Menteur: la comédie québécoise de l’été

À la suite de ses débuts remarqués comme dramaturge avec la pièce Table rase et de premiers pas prometteurs au petit écran, Catherine Chabot ajoute une nouvelle corde à son arc: un grand rôle au cinéma. Elle nous parle du film Menteur.

 
Photo: Bertrand Calmeau/Les films Séville

Le film

« Simon, le personnage incarné par Louis-José Houde, est submergé par son boulot, sa vie sociale et ses obligations familiales. Pour s’en sortir, il développe un mécanisme de survie: mentir. Malgré l’ultimatum lancé par ses proches, il continue à raconter des mensonges jusqu’à ce qu’il en dise un de trop. Toutes les faussetés qu’il a inventées par le passé deviennent réalité. Lorsque j’ai lu le scénario, je riais aux éclats toute seule dans mon salon! L’humour est franc et les dialogues, savoureux. »

Mon personnage

« Chloé, traductrice, est appelée à venir en aide à Simon lorsque l’entreprise pour laquelle il travaille reçoit une délégation russe: le produit d’un de ses nombreux mensonges.

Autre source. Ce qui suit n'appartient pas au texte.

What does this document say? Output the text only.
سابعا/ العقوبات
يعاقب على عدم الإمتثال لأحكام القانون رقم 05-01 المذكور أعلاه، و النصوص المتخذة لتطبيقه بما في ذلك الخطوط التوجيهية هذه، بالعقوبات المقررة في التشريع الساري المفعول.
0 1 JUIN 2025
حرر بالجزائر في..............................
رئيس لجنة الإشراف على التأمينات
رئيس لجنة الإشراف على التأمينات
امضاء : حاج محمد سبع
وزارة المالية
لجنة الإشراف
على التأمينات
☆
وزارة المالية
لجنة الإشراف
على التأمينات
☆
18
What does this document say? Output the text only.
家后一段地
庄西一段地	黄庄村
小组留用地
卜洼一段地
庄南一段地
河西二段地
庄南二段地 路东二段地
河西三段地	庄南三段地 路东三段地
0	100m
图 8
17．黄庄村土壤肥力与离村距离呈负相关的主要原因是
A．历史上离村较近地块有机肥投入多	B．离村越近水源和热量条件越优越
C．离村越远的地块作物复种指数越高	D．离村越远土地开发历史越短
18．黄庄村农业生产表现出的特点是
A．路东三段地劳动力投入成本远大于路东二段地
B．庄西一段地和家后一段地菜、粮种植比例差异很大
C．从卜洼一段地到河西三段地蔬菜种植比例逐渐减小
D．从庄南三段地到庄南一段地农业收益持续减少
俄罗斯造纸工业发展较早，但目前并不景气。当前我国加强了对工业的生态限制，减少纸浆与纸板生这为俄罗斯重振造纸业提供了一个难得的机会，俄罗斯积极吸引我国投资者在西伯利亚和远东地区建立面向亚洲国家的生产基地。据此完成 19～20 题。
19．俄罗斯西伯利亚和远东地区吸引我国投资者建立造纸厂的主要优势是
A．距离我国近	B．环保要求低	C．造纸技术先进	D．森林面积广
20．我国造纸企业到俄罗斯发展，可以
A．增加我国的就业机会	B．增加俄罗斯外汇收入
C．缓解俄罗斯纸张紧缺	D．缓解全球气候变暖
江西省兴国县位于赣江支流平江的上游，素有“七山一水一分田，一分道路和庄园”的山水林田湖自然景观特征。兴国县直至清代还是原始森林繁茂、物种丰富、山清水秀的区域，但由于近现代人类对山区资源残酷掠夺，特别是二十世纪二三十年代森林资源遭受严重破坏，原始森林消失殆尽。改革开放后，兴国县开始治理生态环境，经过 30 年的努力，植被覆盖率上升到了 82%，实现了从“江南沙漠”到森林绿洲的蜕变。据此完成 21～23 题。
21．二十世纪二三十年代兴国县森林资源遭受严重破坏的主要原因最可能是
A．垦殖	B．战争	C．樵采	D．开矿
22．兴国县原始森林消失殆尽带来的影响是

C’est un personnage féminin très fort qui possède une grande capacité d’autodérision. Elle a beaucoup d’aplomb et ne se gêne pas pour rappeler à l’ordre Simon et son frère, interprété par Antoine Bertrand. C’était vraiment un honneur pour moi de tenir ce rôle. »

Mes plus grands défis

« En plus de jouer, j’écris des pièces de théâtre dans lesquelles j’aime inclure des phrases punchées qui provoquent le rire. Par contre, je suis souvent dans l’humour noir, dans l’ironie. Chloé est un personnage très lumineux, enthousiaste, qui vit dans le moment présent. J’ai aussi dû apprendre le russe phonétiquement. J’ai passé tout l’été dernier à travailler mon accent! »

Menteur, comédie d’Émile Gaudreault. Avec Louis-José Houde, Antoine Bertrand, Anne-Élisabeth Bossé et Catherine Chabot. En salle dès le 10 juillet.